De nouveaux éléments sur la forme héréditaire de la maladie
Au cours de leur investigation, les chercheurs ont également identifié les causes potentielles des formes héréditaires de la maladie. La forme précoce de la maladie d’Alzheimer peut frapper dès la trentaine, ne laissant au plus que quelques années d’espérance de vie. Des experiences in vitro, ainsi que des simulations numériques, montrent que chez ces malades des mutations dans la protéine APP modifient la manière dont elle est coupée en morceaux par l’enzyme gamma-sécrétase. Avec pour conséquence une surproduction de peptides amyloïdes 42, qui s’agrègeront en plaques.

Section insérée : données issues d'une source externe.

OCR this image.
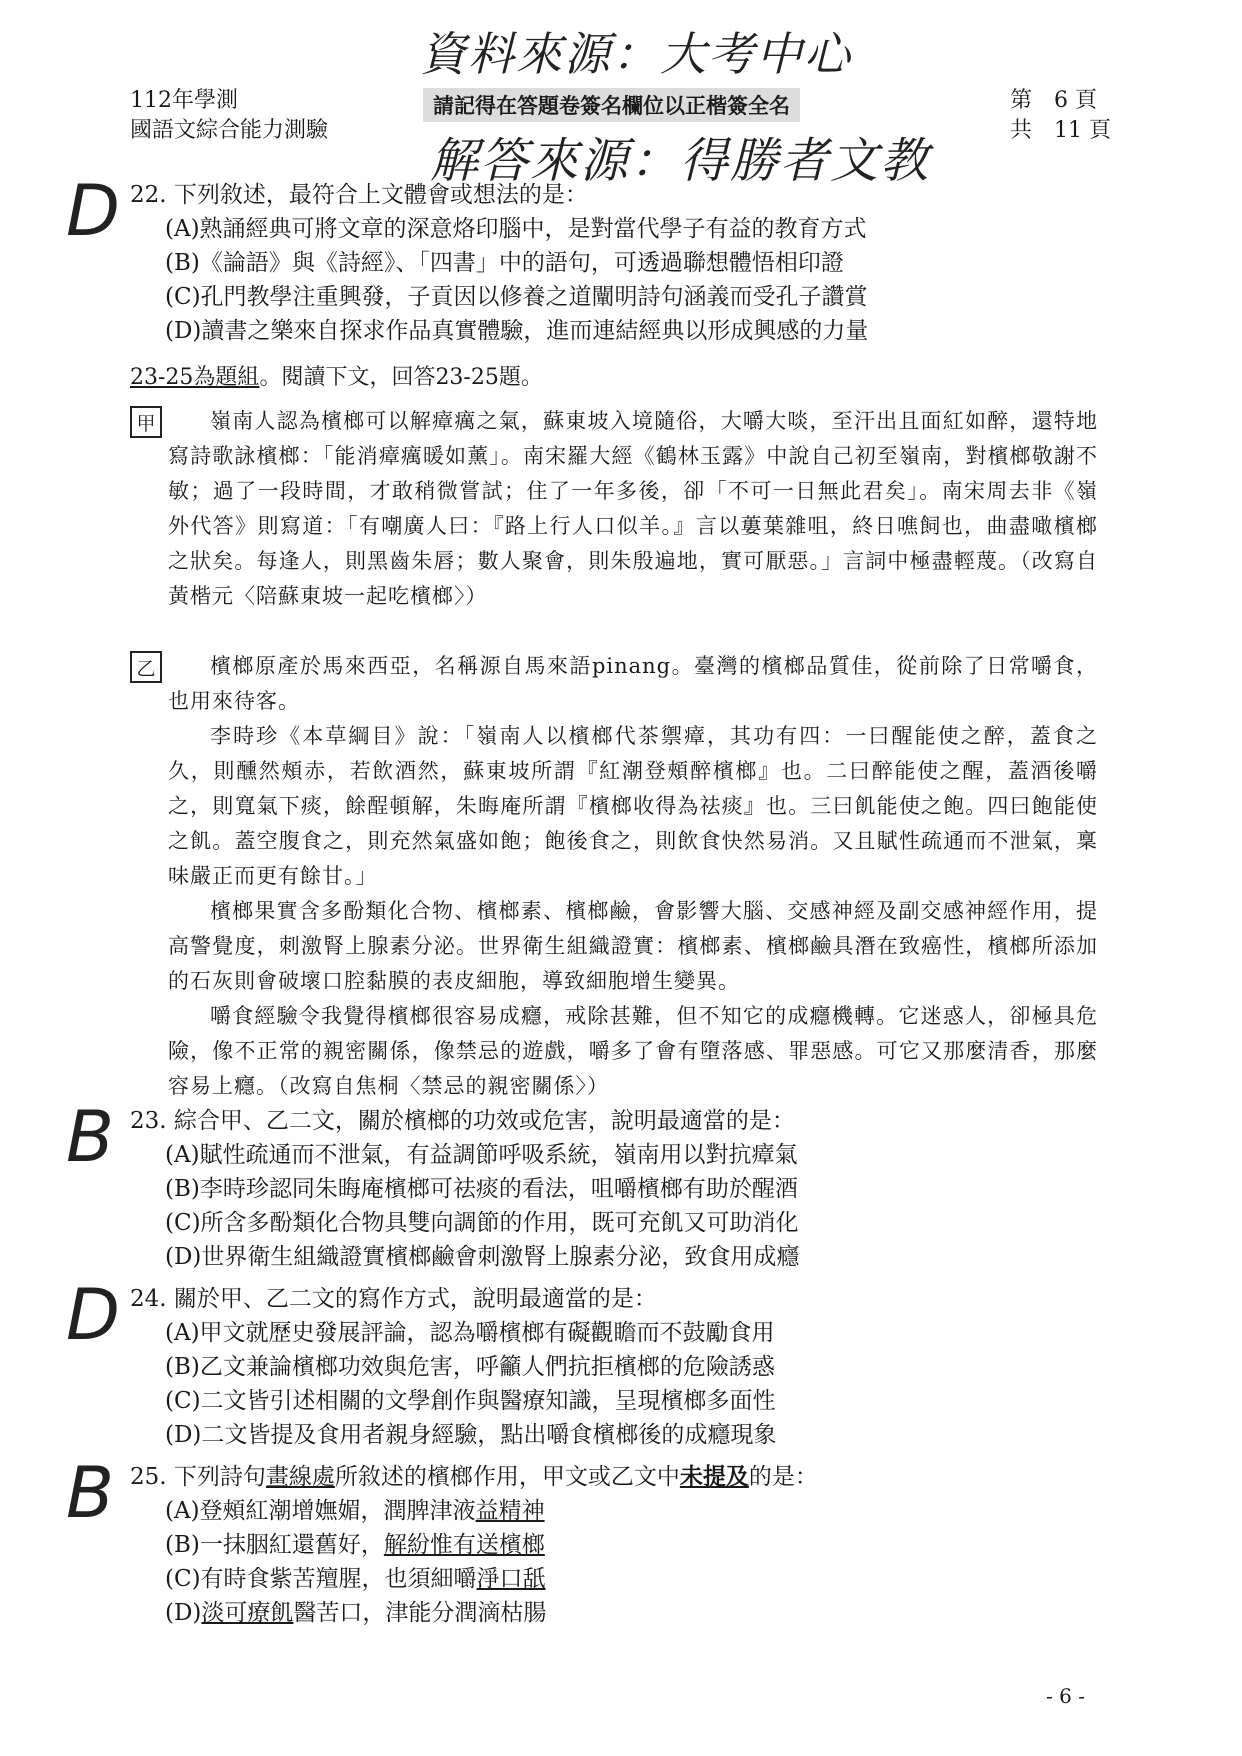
資料來源：大考中心
112年學測
國語文綜合能力測驗
請記得在答題卷簽名欄位以正楷簽全名	第　6 頁
共　11 頁
解答來源：得勝者文教
D 22. 下列敘述，最符合上文體會或想法的是：
(A)熟誦經典可將文章的深意烙印腦中，是對當代學子有益的教育方式
(B)《論語》與《詩經》、「四書」中的語句，可透過聯想體悟相印證
(C)孔門教學注重興發，子貢因以修養之道闡明詩句涵義而受孔子讚賞
(D)讀書之樂來自探求作品真實體驗，進而連結經典以形成興感的力量
23-25為題組。閱讀下文，回答23-25題。
甲	嶺南人認為檳榔可以解瘴癘之氣，蘇東坡入境隨俗，大嚼大啖，至汗出且面紅如醉，還特地寫詩歌詠檳榔：「能消瘴癘暖如薰」。南宋羅大經《鶴林玉露》中說自己初至嶺南，對檳榔敬謝不敏；過了一段時間，才敢稍微嘗試；住了一年多後，卻「不可一日無此君矣」。南宋周去非《嶺外代答》則寫道：「有嘲廣人曰：『路上行人口似羊。』言以蔞葉雜咀，終日噍飼也，曲盡噉檳榔之狀矣。每逢人，則黑齒朱唇；數人聚會，則朱殷遍地，實可厭惡。」言詞中極盡輕蔑。（改寫自黃楷元〈陪蘇東坡一起吃檳榔〉）
乙	檳榔原產於馬來西亞，名稱源自馬來語pinang。臺灣的檳榔品質佳，從前除了日常嚼食，也用來待客。
李時珍《本草綱目》說：「嶺南人以檳榔代茶禦瘴，其功有四：一曰醒能使之醉，蓋食之久，則醺然頰赤，若飲酒然，蘇東坡所謂『紅潮登頰醉檳榔』也。二曰醉能使之醒，蓋酒後嚼之，則寬氣下痰，餘酲頓解，朱晦庵所謂『檳榔收得為祛痰』也。三曰飢能使之飽。四曰飽能使之飢。蓋空腹食之，則充然氣盛如飽；飽後食之，則飲食快然易消。又且賦性疏通而不泄氣，稟味嚴正而更有餘甘。」
檳榔果實含多酚類化合物、檳榔素、檳榔鹼，會影響大腦、交感神經及副交感神經作用，提高警覺度，刺激腎上腺素分泌。世界衛生組織證實：檳榔素、檳榔鹼具潛在致癌性，檳榔所添加的石灰則會破壞口腔黏膜的表皮細胞，導致細胞增生變異。
嚼食經驗令我覺得檳榔很容易成癮，戒除甚難，但不知它的成癮機轉。它迷惑人，卻極具危險，像不正常的親密關係，像禁忌的遊戲，嚼多了會有墮落感、罪惡感。可它又那麼清香，那麼容易上癮。（改寫自焦桐〈禁忌的親密關係〉）
B 23. 綜合甲、乙二文，關於檳榔的功效或危害，說明最適當的是：
(A)賦性疏通而不泄氣，有益調節呼吸系統，嶺南用以對抗瘴氣
(B)李時珍認同朱晦庵檳榔可祛痰的看法，咀嚼檳榔有助於醒酒
(C)所含多酚類化合物具雙向調節的作用，既可充飢又可助消化
(D)世界衛生組織證實檳榔鹼會刺激腎上腺素分泌，致食用成癮
D 24. 關於甲、乙二文的寫作方式，說明最適當的是：
(A)甲文就歷史發展評論，認為嚼檳榔有礙觀瞻而不鼓勵食用
(B)乙文兼論檳榔功效與危害，呼籲人們抗拒檳榔的危險誘惑
(C)二文皆引述相關的文學創作與醫療知識，呈現檳榔多面性
(D)二文皆提及食用者親身經驗，點出嚼食檳榔後的成癮現象
B 25. 下列詩句畫線處所敘述的檳榔作用，甲文或乙文中未提及的是：
(A)登頰紅潮增嫵媚，潤脾津液益精神
(B)一抹胭紅還舊好，解紛惟有送檳榔
(C)有時食紫苦羶腥，也須細嚼淨口舐
(D)淡可療飢醫苦口，津能分潤滴枯腸
- 6 -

Ce travail scientifique lève le voile sur de nombreux mystères de la maladie d’Alzheimer. «Nous avons obtenu d’extraordinaires connaissances sur la manière dont l’enzyme gamma-sécrétase peut être modulée, explique Dirk Beher, co-auteur et directeur scientifique d’Asceneuron, une spin-off de Merck Serono, division biopharmaceutique de Merck KGaA, Darmstadt, Allemagne. Ce savoir sera précieux pour développer des médicaments toujours plus ciblés.»